Let me just say this right up front: I never had any particular desire to go to Hawaii. For one thing, I’m more of a hiker than a beach lounger. I don’t like rum or boating or sunning or surfing, and men in Hawaiian shirts make my teeth hurt.
Then my dear friend Toby Neal—a wonderful novelist whose books are mostly set in the Hawaiian islands, and whose unforgettable memoir, Freckled, is about growing up on Kauai—invited me along on her research trip to that island as she gathered material for her new book.
“It’s only fair that I get to show you my island, since you’ve shown me yours,” she coaxed.
By “my island” she means Prince Edward Island in Canada, pretty much as far as you can get from Kauai both geographically and psychologically. Toby first came to stay with me there about ten years ago and has been back every year since. I’ve introduced her to lobster harbors and fiddle festivals, and the beauty of flowering fields of potatoes and lupins and red dirt roads that run straight down to the ocean.
So I agreed and got on a plane from Boston. A mere 12 hours later (the last six of which were spent in that non-reclining last row, thank you very much), I landed on Kauai and Toby greeted me, as one does, with a lei that immediately made me sneeze so hard that I had to toss it into the back seat.
Kauai is the fourth-largest Hawaiian island, so it took us another hour to drive to our Airbnb in Princeville from the capitol city, Lihue. The views were breathtaking: green mountains carved like drip castles, turquoise water, tulip trees flowering a bright orange.
“Not bad,” I said.
Knowing my hiking fetish, Toby had been quick to tempt me with the Kalalau trail, the most famous trail on the island, when she was campaigning for me to join her on this trip.

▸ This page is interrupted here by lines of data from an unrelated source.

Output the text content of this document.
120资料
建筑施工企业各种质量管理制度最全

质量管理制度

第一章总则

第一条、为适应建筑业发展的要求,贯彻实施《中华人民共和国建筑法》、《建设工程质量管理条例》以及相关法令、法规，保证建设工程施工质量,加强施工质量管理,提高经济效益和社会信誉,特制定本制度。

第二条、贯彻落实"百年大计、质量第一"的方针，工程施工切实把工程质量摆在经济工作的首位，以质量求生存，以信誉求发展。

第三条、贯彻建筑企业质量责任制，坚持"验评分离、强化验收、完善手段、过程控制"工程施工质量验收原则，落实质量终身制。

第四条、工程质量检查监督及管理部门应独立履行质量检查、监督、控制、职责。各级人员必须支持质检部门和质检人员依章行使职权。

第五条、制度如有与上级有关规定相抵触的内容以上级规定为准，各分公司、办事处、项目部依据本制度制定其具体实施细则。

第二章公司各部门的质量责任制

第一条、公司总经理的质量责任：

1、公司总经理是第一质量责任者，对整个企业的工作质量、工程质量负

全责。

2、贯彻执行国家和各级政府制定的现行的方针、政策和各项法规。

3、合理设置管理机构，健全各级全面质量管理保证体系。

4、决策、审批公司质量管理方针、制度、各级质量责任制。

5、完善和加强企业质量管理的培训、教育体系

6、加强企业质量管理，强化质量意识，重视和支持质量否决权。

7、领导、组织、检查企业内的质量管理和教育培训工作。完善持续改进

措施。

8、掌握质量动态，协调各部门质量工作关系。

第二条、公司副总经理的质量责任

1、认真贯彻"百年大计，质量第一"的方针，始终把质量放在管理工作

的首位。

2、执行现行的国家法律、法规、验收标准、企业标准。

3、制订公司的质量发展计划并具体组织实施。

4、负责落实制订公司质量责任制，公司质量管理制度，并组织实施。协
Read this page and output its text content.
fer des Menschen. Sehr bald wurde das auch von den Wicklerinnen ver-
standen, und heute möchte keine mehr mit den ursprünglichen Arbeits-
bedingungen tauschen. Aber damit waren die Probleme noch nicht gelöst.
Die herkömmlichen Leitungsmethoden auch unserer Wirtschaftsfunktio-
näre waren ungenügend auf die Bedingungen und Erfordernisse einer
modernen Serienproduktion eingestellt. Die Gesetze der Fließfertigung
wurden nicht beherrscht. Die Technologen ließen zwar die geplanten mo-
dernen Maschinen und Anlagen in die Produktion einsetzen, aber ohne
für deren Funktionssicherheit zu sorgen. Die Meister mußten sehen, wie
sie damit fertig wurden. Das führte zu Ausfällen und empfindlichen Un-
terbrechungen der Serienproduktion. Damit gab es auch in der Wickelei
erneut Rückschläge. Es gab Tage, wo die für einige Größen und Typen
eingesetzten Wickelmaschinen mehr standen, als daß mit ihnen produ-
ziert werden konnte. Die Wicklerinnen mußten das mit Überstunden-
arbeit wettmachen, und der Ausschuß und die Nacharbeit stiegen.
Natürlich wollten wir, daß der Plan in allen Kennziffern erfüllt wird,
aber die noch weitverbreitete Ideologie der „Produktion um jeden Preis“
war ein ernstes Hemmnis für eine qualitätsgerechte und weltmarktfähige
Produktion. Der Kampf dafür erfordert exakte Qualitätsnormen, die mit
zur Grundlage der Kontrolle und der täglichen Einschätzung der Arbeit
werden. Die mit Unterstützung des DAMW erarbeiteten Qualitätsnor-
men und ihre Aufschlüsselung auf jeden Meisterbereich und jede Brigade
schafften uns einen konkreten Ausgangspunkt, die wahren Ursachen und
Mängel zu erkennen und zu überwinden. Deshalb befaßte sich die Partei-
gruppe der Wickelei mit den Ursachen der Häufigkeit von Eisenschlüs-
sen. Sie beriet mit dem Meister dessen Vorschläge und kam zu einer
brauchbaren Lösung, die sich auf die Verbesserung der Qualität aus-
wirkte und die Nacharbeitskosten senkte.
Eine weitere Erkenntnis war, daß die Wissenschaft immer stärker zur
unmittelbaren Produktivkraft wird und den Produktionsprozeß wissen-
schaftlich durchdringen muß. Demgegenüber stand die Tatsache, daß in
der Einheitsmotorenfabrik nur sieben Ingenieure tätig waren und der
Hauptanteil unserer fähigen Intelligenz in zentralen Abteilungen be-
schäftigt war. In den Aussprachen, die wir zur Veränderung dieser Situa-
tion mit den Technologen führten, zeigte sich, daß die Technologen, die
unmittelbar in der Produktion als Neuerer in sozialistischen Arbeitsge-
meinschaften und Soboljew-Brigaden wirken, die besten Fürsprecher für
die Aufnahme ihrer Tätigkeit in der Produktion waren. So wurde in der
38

“How long is it?” I asked.
“Eleven miles.”
“Sure, no problem,” I said.
Fortunately, I’d had the good sense to look up the trail before packing my trekking poles. “The most dangerous trail in the world” was a phrase that appeared in every website, along with the description of something called “crawler’s ledge.”
“Um,” I said when I called her back, “how about if we just do four miles of the trail, to the river and back?”
That’s what we did, and it was plenty. Steep uphills, even steeper downhills, with lots of slippery patches. But the payoff was huge: views of the Na’poli coastline with its ridged green mountains and sapphire sea, and a nice soak in the icy river pools before we turned around and came back down to the beach, where we saw a monk seal blubber its way off the beach and into the water with all of the grace of me trying to cross those slippery stones in the river.
The best part of Day 1, though, was seeing Toby’s childhood home, a small, square green building she calls “The Forest House” alongside the park entrance, where her mother once planted a lush vegetable garden and roses still bloom, a memorial to their family’s time in the forest.
Besides the Forest House, Toby shared many other places on the island that are special to her, like the plantation that now serves as a tourist destination offering fine dining and Rum Safaris where her father was once a groundskeeper, and the farm across the street from Anini Beach, where she used to come help exercise polo horses as a teen—all of which made me understand and appreciate who Toby has become as a woman, a writer, a mother, and the best sort of adventuring friend I could ever have. She also helped me see not only what Kauai is today, but what this island has managed to preserve, despite the steady influx of selfie tourists. There is a certain wildness here that still feels untamed despite centuries of human habitation.The island put on her best show for me day after day. When we stopped to admire the blow hole known as Spouting Horn on the south coast, for instance, I saw a pod of dolphins, a monk seal, and a pair of sea turtles.
“It’s like winning at Hawaii Bingo,” the man next to me said gleefully.
Then, when I went snorkeling along Anini Beach, I floated over coral reefs and colorful fish, of course, but then there were sea turtles, too, peacefully pecking away at the algae on the coral like hens.
“If only I could see an albatross, my trip would be complete,” I sighed happily as I climbed back into the car.
“Well, let’s see,” Toby said. “I’ve heard they’re nesting right in our neighborhood.”
By “our neighborhood,” she meant the golf-centric resort of Princeville, where we were staying. We swirled around a couple of cul-de-sacs of overly large houses, and then, all of a sudden, there they were, hanging out on a lawn just like the ubiquitous chickens of Kauai: A pair of Laysan albatrosses—and their fuzzy chick.
“Wow,” I said. “I just won at Hawaii Bingo.”